Las emociones admiten no obstante su envés. Porque la falta de emoción es también una emoción, atributo muy apropiado para la gestión política. España tuvo alguna suerte en enero, cuando se repartieron los ministerios entre el PSOE y sus socios. Pudo tocarle a UP administrar la sanidad, por ejemplo, pero los misterios de la política dejaron en manos de Salvador Illa ese encargo que pudo recaer (otros ejemplos) en Alberto Garzón o Irene Montero. Al frente del gabinete gubernamental de crisis, Illa ha cometido errores de bulto pero en términos generales se acepta que ha superado el encargo con buena nota.
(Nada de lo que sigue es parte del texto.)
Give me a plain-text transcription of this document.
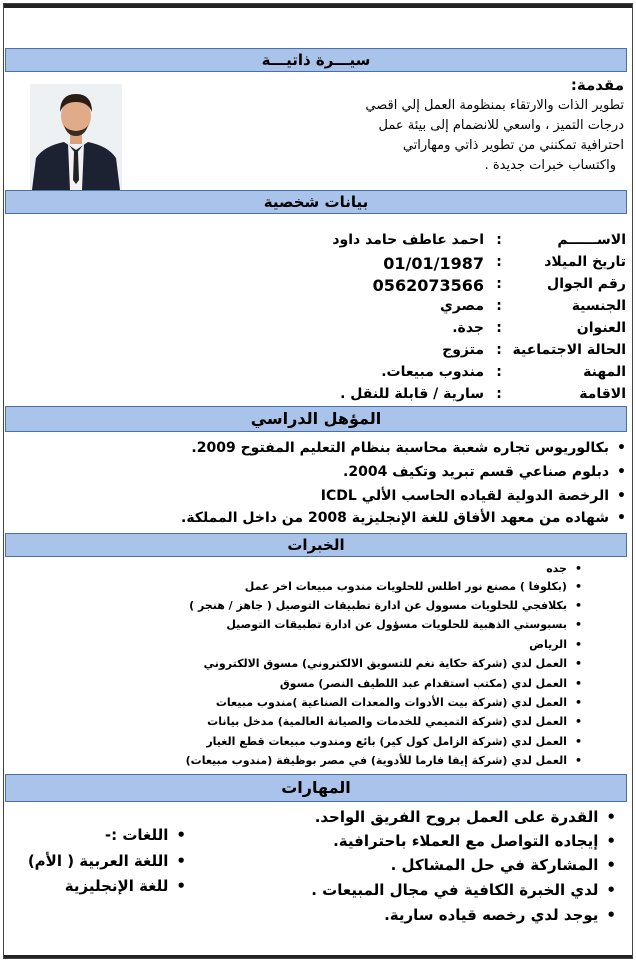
سيـــرة ذاتيـــة
مقدمة:
تطوير الذات والارتقاء بمنظومة العمل إلي اقصي
درجات التميز ، واسعي للانضمام إلى بيئة عمل
احترافية تمكنني من تطوير ذاتي ومهاراتي
واكتساب خبرات جديدة .
بيانات شخصية
الاســــــم
:
احمد عاطف حامد داود
تاريخ الميلاد
:
01/01/1987
رقم الجوال
:
0562073566
الجنسية
:
مصري
العنوان
:
جدة.
الحالة الاجتماعية
:
متزوج
المهنة
:
مندوب مبيعات.
الاقامة
:
سارية / قابلة للنقل .
المؤهل الدراسي
•بكالوريوس تجاره شعبة محاسبة بنظام التعليم المفتوح 2009.
•دبلوم صناعي قسم تبريد وتكيف 2004.
•الرخصة الدولية لقياده الحاسب الألي ICDL
•شهاده من معهد الأفاق للغة الإنجليزية 2008 من داخل المملكة.
الخبرات
•جده
•(بكلوفا ) مصنع نور اطلس للحلويات مندوب مبيعات اخر عمل
•بكلافجي للحلويات مسوول عن ادارة تطبيقات التوصيل ( جاهز / هنجر )
•بسبوستي الذهبية للحلويات مسؤول عن ادارة تطبيقات التوصيل
•الرياض
•العمل لدي (شركة حكاية نغم للتسويق الالكتروني) مسوق الالكتروني
•العمل لدي (مكتب استقدام عبد اللطيف النصر) مسوق
•العمل لدي (شركة بيت الأدوات والمعدات الصناعية )مندوب مبيعات
•العمل لدي (شركة التميمي للخدمات والصيانة العالمية) مدخل بيانات
•العمل لدي (شركة الزامل كول كير) بائع ومندوب مبيعات قطع الغيار
•العمل لدي (شركة إيفا فارما للأدوية) في مصر بوظيفة (مندوب مبيعات)
المهارات
•القدرة على العمل بروح الفريق الواحد.
•إيجاده التواصل مع العملاء باحترافية.
•المشاركة في حل المشاكل .
•لدي الخبرة الكافية في مجال المبيعات .
•يوجد لدي رخصه قياده سارية.
•اللغات :-
•اللغة العربية ( الأم)
•للغة الإنجليزية
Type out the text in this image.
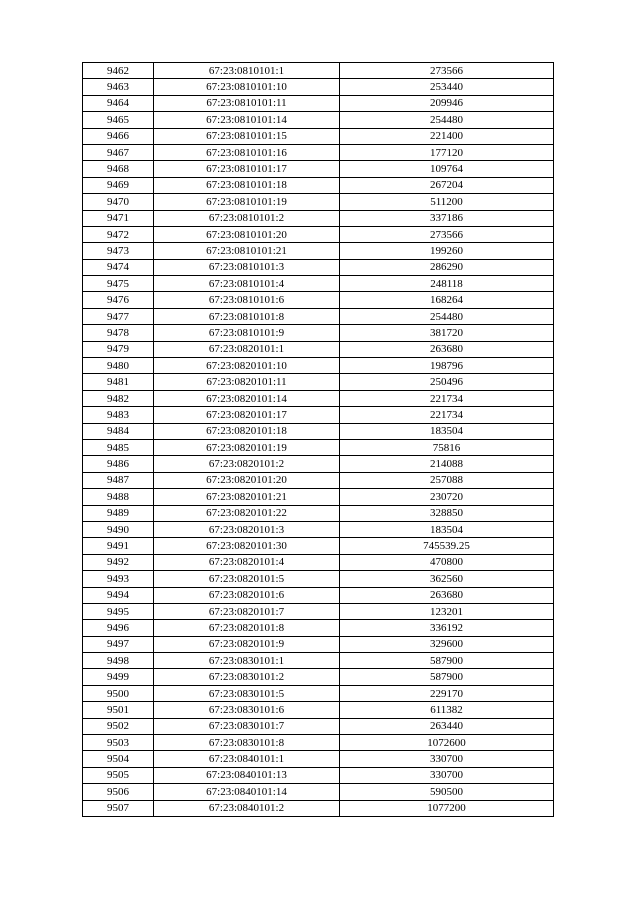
9462	67:23:0810101:1	273566
9463	67:23:0810101:10	253440
9464	67:23:0810101:11	209946
9465	67:23:0810101:14	254480
9466	67:23:0810101:15	221400
9467	67:23:0810101:16	177120
9468	67:23:0810101:17	109764
9469	67:23:0810101:18	267204
9470	67:23:0810101:19	511200
9471	67:23:0810101:2	337186
9472	67:23:0810101:20	273566
9473	67:23:0810101:21	199260
9474	67:23:0810101:3	286290
9475	67:23:0810101:4	248118
9476	67:23:0810101:6	168264
9477	67:23:0810101:8	254480
9478	67:23:0810101:9	381720
9479	67:23:0820101:1	263680
9480	67:23:0820101:10	198796
9481	67:23:0820101:11	250496
9482	67:23:0820101:14	221734
9483	67:23:0820101:17	221734
9484	67:23:0820101:18	183504
9485	67:23:0820101:19	75816
9486	67:23:0820101:2	214088
9487	67:23:0820101:20	257088
9488	67:23:0820101:21	230720
9489	67:23:0820101:22	328850
9490	67:23:0820101:3	183504
9491	67:23:0820101:30	745539.25
9492	67:23:0820101:4	470800
9493	67:23:0820101:5	362560
9494	67:23:0820101:6	263680
9495	67:23:0820101:7	123201
9496	67:23:0820101:8	336192
9497	67:23:0820101:9	329600
9498	67:23:0830101:1	587900
9499	67:23:0830101:2	587900
9500	67:23:0830101:5	229170
9501	67:23:0830101:6	611382
9502	67:23:0830101:7	263440
9503	67:23:0830101:8	1072600
9504	67:23:0840101:1	330700
9505	67:23:0840101:13	330700
9506	67:23:0840101:14	590500
9507	67:23:0840101:2	1077200
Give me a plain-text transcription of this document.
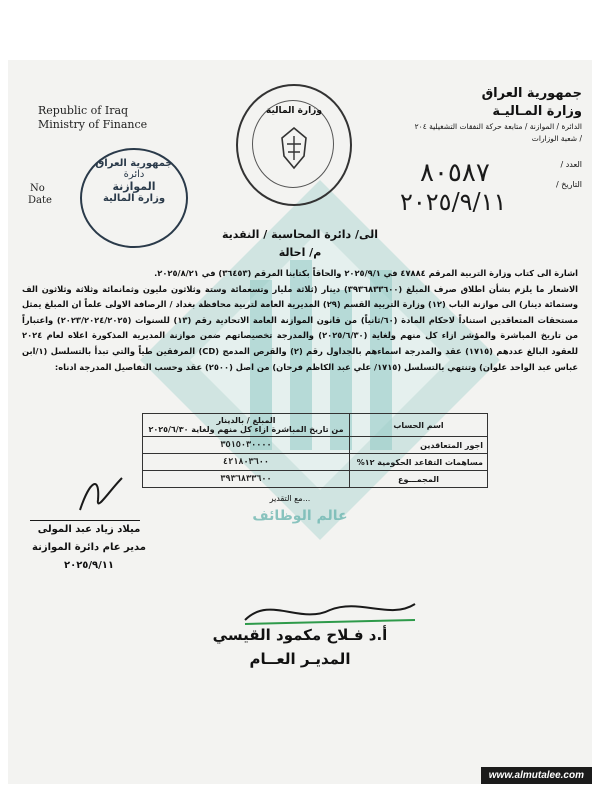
عالم الوظائف
Republic of Iraq
Ministry of Finance
No
Date
جمهورية العراق
وزارة المـاليـة
الدائرة / الموازنة / متابعة حركة النفقات التشغيلية ٢٠٤
/ شعبة الوزارات
العدد /
التاريخ /
٨٠٥٨٧
٢٠٢٥/٩/١١
جمهورية العراق
دائرة
الموازنة
وزارة المالية
وزارة المالية
الى/ دائرة المحاسبة / النقدية
م/ احالة
اشارة الى كتاب وزارة التربية المرقم ٤٧٨٨٤ في ٢٠٢٥/٩/١ والحاقاً بكتابنا المرقم (٣٦٤٥٣) في ٢٠٢٥/٨/٢١.
الاشعار ما يلزم بشأن اطلاق صرف المبلغ (٣٩٣٦٨٣٣٦٠٠) دينار (ثلاثة مليار وتسعمائة وستة وثلاثون مليون وثمانمائة وثلاثة وثلاثون الف وستمائة دينار) الى موازنة الباب (١٢) وزارة التربية القسم (٢٩) المديرية العامة لتربية محافظة بغداد / الرصافة الاولى علماً ان المبلغ يمثل مستحقات المتعاقدين استناداً لاحكام المادة (٦٠/ثانياً) من قانون الموازنة العامة الاتحادية رقم (١٣) للسنوات (٢٠٢٣/٢٠٢٤/٢٠٢٥) واعتباراً من تاريخ المباشرة والمؤشر ازاء كل منهم ولغاية (٢٠٢٥/٦/٣٠) والمدرجة تخصيصاتهم ضمن موازنة المديرية المذكورة اعلاه لعام ٢٠٢٤ للعقود البالغ عددهم (١٧١٥) عقد والمدرجة اسماءهم بالجداول رقم (٢) والقرص المدمج (CD) المرفقين طياً والتي تبدأ بالتسلسل (١/ابن عباس عبد الواحد علوان) وتنتهي بالتسلسل (١٧١٥/ علي عبد الكاظم فرحان) من اصل (٢٥٠٠) عقد وحسب التفاصيل المدرجة ادناه:
اسم الحساب	المبلغ / بالدينار
من تاريخ المباشرة ازاء كل منهم ولغاية ٢٠٢٥/٦/٣٠

اجور المتعاقدين	٣٥١٥٠٣٠٠٠٠
مساهمات التقاعد الحكومية ١٢%	٤٢١٨٠٣٦٠٠
المجمـــوع	٣٩٣٦٨٣٣٦٠٠
...مع التقدير
ميلاد زياد عبد المولى
مدير عام دائرة الموازنة
٢٠٢٥/٩/١١
أ.د فـلاح مكمود القيسي
المديـر العــام
www.almutalee.com
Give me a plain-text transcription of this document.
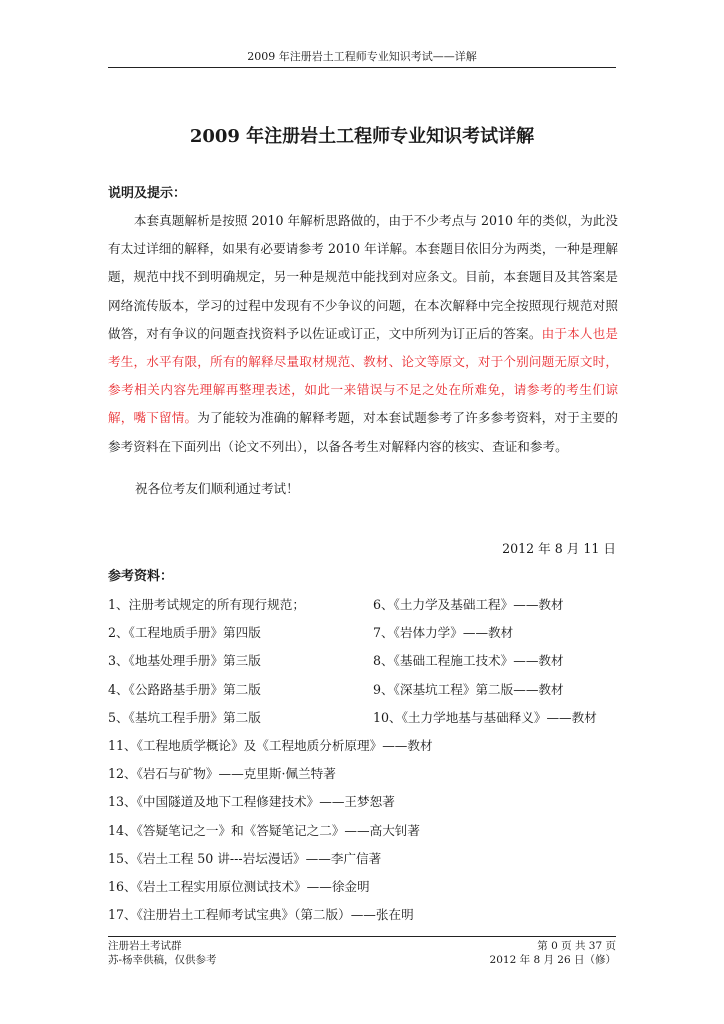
2009 年注册岩土工程师专业知识考试——详解
2009 年注册岩土工程师专业知识考试详解
说明及提示：

本套真题解析是按照 2010 年解析思路做的，由于不少考点与 2010 年的类似，为此没有太过详细的解释，如果有必要请参考 2010 年详解。本套题目依旧分为两类，一种是理解题，规范中找不到明确规定，另一种是规范中能找到对应条文。目前，本套题目及其答案是网络流传版本，学习的过程中发现有不少争议的问题，在本次解释中完全按照现行规范对照做答，对有争议的问题查找资料予以佐证或订正，文中所列为订正后的答案。由于本人也是考生，水平有限，所有的解释尽量取材规范、教材、论文等原文，对于个别问题无原文时，参考相关内容先理解再整理表述，如此一来错误与不足之处在所难免，请参考的考生们谅解，嘴下留情。为了能较为准确的解释考题，对本套试题参考了许多参考资料，对于主要的参考资料在下面列出（论文不列出），以备各考生对解释内容的核实、查证和参考。

祝各位考友们顺利通过考试！
2012 年 8 月 11 日
参考资料：
1、注册考试规定的所有现行规范；	6、《土力学及基础工程》——教材
2、《工程地质手册》第四版	7、《岩体力学》——教材
3、《地基处理手册》第三版	8、《基础工程施工技术》——教材
4、《公路路基手册》第二版	9、《深基坑工程》第二版——教材
5、《基坑工程手册》第二版	10、《土力学地基与基础释义》——教材
11、《工程地质学概论》及《工程地质分析原理》——教材
12、《岩石与矿物》——克里斯·佩兰特著
13、《中国隧道及地下工程修建技术》——王梦恕著
14、《答疑笔记之一》和《答疑笔记之二》——高大钊著
15、《岩土工程 50 讲---岩坛漫话》——李广信著
16、《岩土工程实用原位测试技术》——徐金明
17、《注册岩土工程师考试宝典》（第二版）——张在明
注册岩土考试群
苏-杨幸供稿，仅供参考
第 0 页 共 37 页
2012 年 8 月 26 日（修）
Su aplomo robotizado ayuda a interiorizar entre la opinión pública un discurso político cuyo trasfondo no traía jamás buenas noticias. A escala riojana, algo parecido puede decirse de los gestores de la Consejería de Salud. Mantener los nervios, permanecer impávido ante el catastrofismo, exhibir la sangre fría: así se demuestra que en política, a largo plazo, la mejor emoción es la que no existe.